Windows Server 2016 is a perfect partner for Hadoop from a technical perspective. It is capable of utilizing 256 processors, or 512 if Hyper-V is running. In addition, it can utilize 24 terabytes of RAM, or 12 on a virtual machine. In essence, it can handle any task that Hadoop may care to throw at it.

For this reason, I recommend that you use Windows Server for all the remaining exercises in this book. The only exception is if you use a local development cluster. In this case, you could use the latest version of Windows 10 Pro for Workstations, which can utilize four physical CPUs. Windows 10 Pro for Workstations and Windows 10 Enterprise could originally utilize only two physical CPUs. You would typically use the latest Windows 10 Pro for Workstations for local development, in conjunction with the multi-node cluster.

You'll need sufficient computing power to interrogate data after its ingestion into Hadoop. This doesn't just include dashboard creation tools, but also Relational Database Management Systems (RDBMS). All these tools must be running simultaneously, or you won't be able to connect to them live. This puts a load on both your network and the servers running within it. It's for these reasons that I detailed the hardware requirements earlier—Hadoop does not work in isolation in the real world.

In parts of the Hadoop ecosystem, like Hive, certain functions can be very resource intensive, such as creating joins between tables. Hive is not the only tool in which you can create joins but as it's a data warehouse I can' omit demonstrating it. Sadly Impala is not available within Windows and its near RDBMS query speed in Hadoop is has made it indispensable for many Linux users.

We'll be using IMDB (Internet Movie Database) data files for our exercises, and there are optional exercises for those happy to download 4GB of UK Land Registry data.

Let's examine how Hadoop in Windows will handle 4GB of data, and the kind of performance we could expect. We'll utilize part of what is known as “Amdahl’s law” to aid us in this.

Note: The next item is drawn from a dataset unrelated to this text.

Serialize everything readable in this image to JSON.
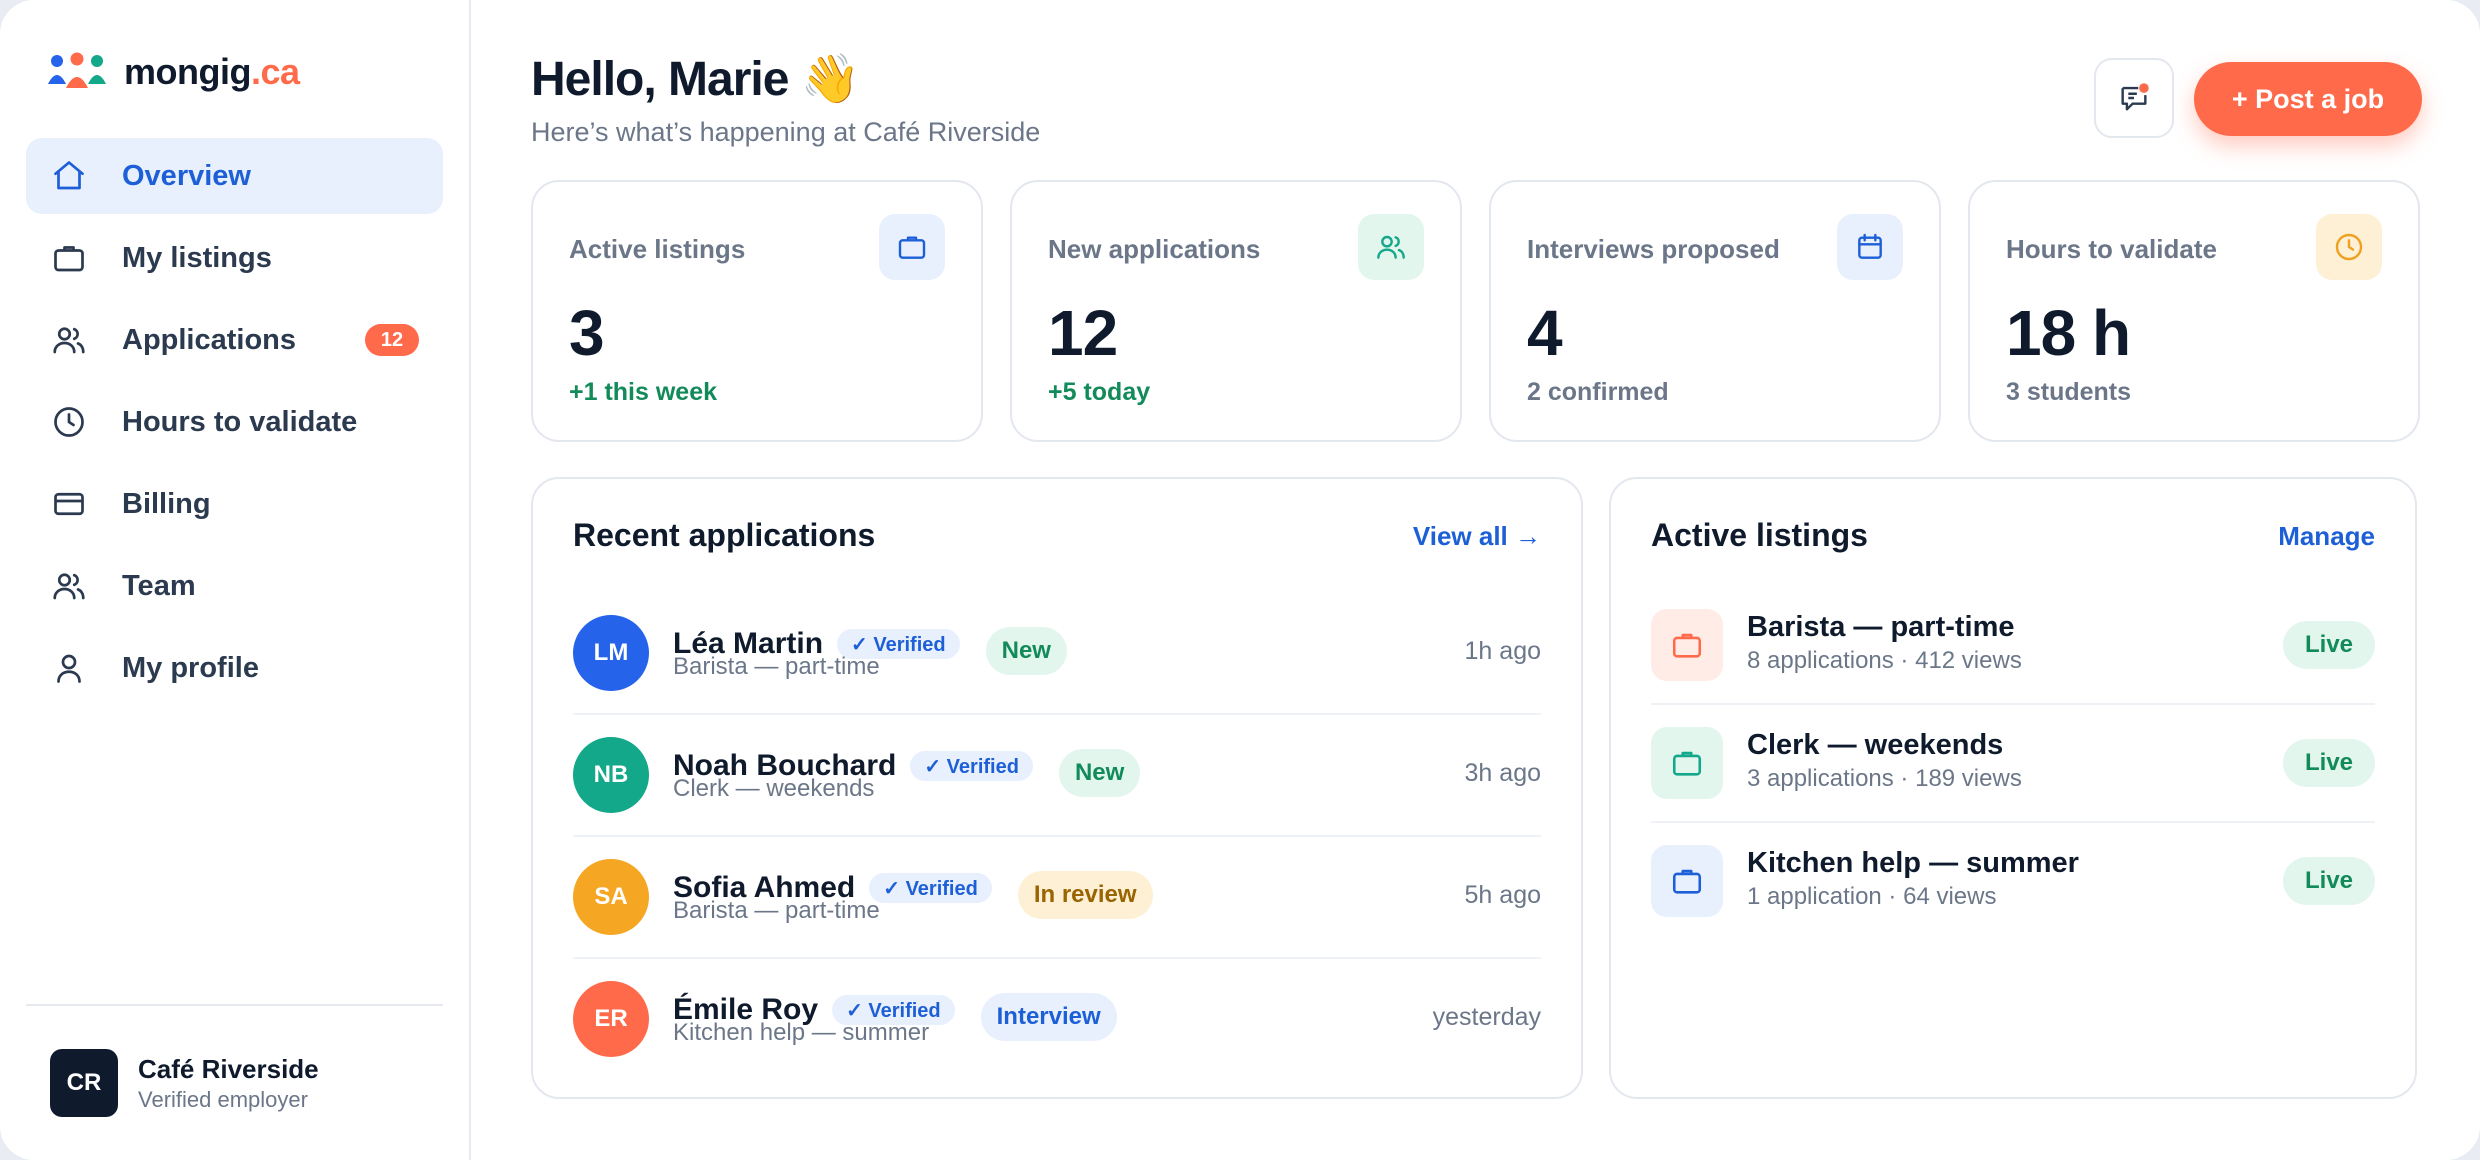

Getting 4GB of data into Hadoop and processing it can be handled in a number of ways. It's partly dependent on the number of nodes you're using and the speed of your network. The aim is to process the data for use in dashboards or reports.

This can be expressed in the following ways:

With four nodes, you could have four nodes processing 1 GB of data each.
With eight nodes, you could have eight nodes processing 0.5 GB of data each.
With 10 nodes, you could have 10 nodes processing 400 MB of data each.

Let's say the size of the data query results after processing is 4 MB. Let's look at what is going on behind the scenes to achieve that. It's those behind-the-scenes factors that will affect performance, even if your final data query results or output are small.

We know that networks don't quite reach their stated maximum speed, but let's assume you consistently reach 40 Mbps on a 1-Gbps network.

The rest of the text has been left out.